EconomyITServicesEconomic fluctuations and business uncertainty, accelerated service globalization, and increasing competition of IT services are major factors that could force businesses to move further toward low cost IT, according to Gartner, Inc.

Gartner defines low-cost IT as the delivery of managed IT services (infrastructure, application, business process services) designed and implemented to minimize IT price — per user/unit per month (PUPM) — while maximizing the number of client organizations and users that adopt the services.

“The price of IT will continue to drive decision making,” said Claudio Da Rold, vice president and distinguished analyst at Gartner. “As credit markets in the US and Europe remain challenging, end-user organizations are reducing costs by sourcing IT services from emerging countries and lower cost providers. Cost cutting, restructuring and the move toward offshore outsourcing continue to increase while growth in emerging countries accelerates, widening the gap between high-growth areas (includes Asia/Pacific, Brazil, Russia, India and China) and stagnant economies (includes Europe, Japan and North America), and low and high-cost IT providers. This trend could drive a prolonged reduction in the unit cost of IT services, significantly affecting the IT services market by 2013.”

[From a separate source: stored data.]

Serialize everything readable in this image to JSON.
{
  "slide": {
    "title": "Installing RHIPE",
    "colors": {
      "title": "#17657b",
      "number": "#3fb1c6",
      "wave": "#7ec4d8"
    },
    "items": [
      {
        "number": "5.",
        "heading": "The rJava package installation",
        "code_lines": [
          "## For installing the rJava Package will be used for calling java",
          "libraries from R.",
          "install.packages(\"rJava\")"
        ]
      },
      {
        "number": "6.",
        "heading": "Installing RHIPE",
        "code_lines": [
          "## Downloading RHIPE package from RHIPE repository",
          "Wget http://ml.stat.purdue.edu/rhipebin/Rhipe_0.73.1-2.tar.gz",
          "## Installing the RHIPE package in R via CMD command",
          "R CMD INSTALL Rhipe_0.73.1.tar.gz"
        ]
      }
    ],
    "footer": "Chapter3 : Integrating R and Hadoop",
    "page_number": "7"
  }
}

The ‘industrialization of IT services’ (defined as the standardization of IT services through predesigned and preconfigured solutions that are highly automated and repeatable, scalable and reliable, and meet the needs of many organizations) is also enabling a greater orientation toward outcome-based and pay-per-use services. Early offerings like infrastructure utilities or cloud e-mail show that providers can deliver one-to-many services at price points that are one third of in-house/traditional costs, due to the right combination of industrialized one-to-many services, offshore outsourcing and technologies such as virtualization and automation.

Gartner analysts said that based on the proliferation of advertising ‘IT as a service’ as a pricing model, business buyers would force traditional providers to switch to PUPM pricing models by 2012.

“If the scenario of low-cost IT accelerates in the next few years, we foresee a growing number of delivery models that could cut the cost of IT by a third or more. This could lead to the emergence of viable low-cost IT providers,” said Frank Ridder, research vice president at Gartner.

In such a scenario, the IT services market could sustain a year-on-year reduction of 10 percent to 25 percent in the average market unit price PUPM for three to five years. A yearly reduction of 10 percent to 25 percent in IT services costs, affecting 30 percent of the market, could cause the overall, average market price to decline by 5 percent to 10 percent yearly. This worst case scenario reduction would equal the revenue of two to four of the largest IT service providers. “This reduction is possible because, in 2009, we saw the IT services market shrink 4 percent, with a market loss of US $42 billion, with outsourcing prices plummeting,” said Ridder. “Such extensive reductions in price and market size would stall growth in the overall IT services market by 2013.”

“Organizations must invest in scenario planning and risk management,” added Da Rold. “About two or three times a year — depending on dynamics in their business environment — they need to assess their multi-sourcing environment against risks, including changing service pricing, regulatory changes and providers’ viability. They also need to consider leveraging new IT services options depending on their compatibility with their corporate risk profile, and add business value through risk mitigation and business continuity planning.”